Um legado em forma de filme

Porém, nem a moral de “A Máquina do Tempo” é prototípica. Escalando suas pequenas filhas Theodora e Francesca para retratar as irmãs Hanbury ainda meninas, Andrew Legge abre espaço para que pensemos em “A Máquina do Tempo” como uma obra de arte criada como um presente para elas. Um legado que um amoroso pai contemporâneo concede às filhas.

Fora das telas do Cinema, o futuro que vemos diante de nós é sombrio, e nós mesmos o criamos. Além disso, não temos mais como garantir que nossos descendentes tenham uma vida melhor do que a nossa. Como poderemos nos desculpar com eles pelo planeta em frangalhos, quentíssimo, desértico e miserável que estamos permitindo ser entregue às novas gerações?

irmãs

Existe uma simetria cognitiva coerente em “A Máquina do Tempo” que o torna um filme tão belo, que nem nos importamos com a dificuldade em identificar todos os elementos dos cenários e todos os personagens, embora alguns focos mais significativos estejam lá. Legge usou câmeras e alguns outros equipamentos da década de trinta do século passado para filmar. Daí o estranhamento que temos diante das imagens bastante distantes daquelas a que estamos acostumados no Cinema atual.

Quebrando a linearidade do tempo

Esse movimento de forma é simétrico ao funcionamento da própria Lola, que traz o futuro até nós. Através das imagens de equipamentos de quase cem anos atrás, Legge, analogamente ao que Lola dá aos personagens, traz o passado até nós. Essa é outra das belezas de “A Máquina do Tempo”: explorar até o último momento a quebra de linearidade do tempo, algo que toda Arte, principalmente o Cinema, pode nos proporcionar.

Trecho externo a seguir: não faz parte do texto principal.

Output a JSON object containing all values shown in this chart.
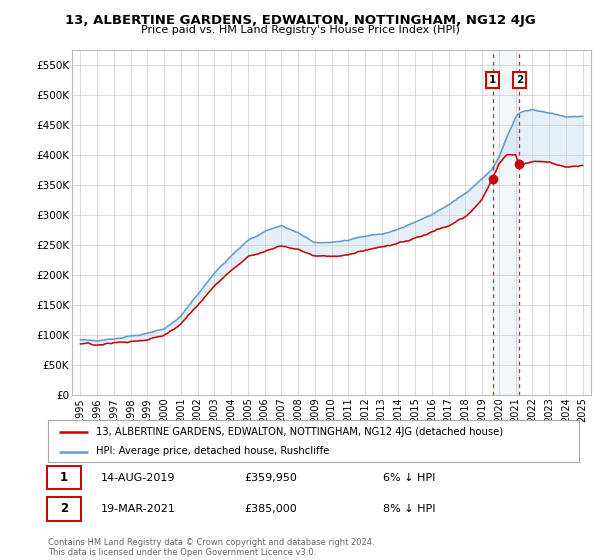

Essa quebra de linearidade se acompanha de uma diversidade de informações que atraem diferentemente as irmãs Hanbury. Isso permite com que as observemos como duas faces de uma mesma moeda. Há a face pragmática e calculista, imaginando o futuro como um arranjo de articulações políticas e econômicas. Mas há a face idealista, que imagina a humanidade também composta do que vamos inventando em termos de Arte e cultura. Ações em um campo afetam o outro e vice-versa, portanto nenhuma face pode ser esquecida.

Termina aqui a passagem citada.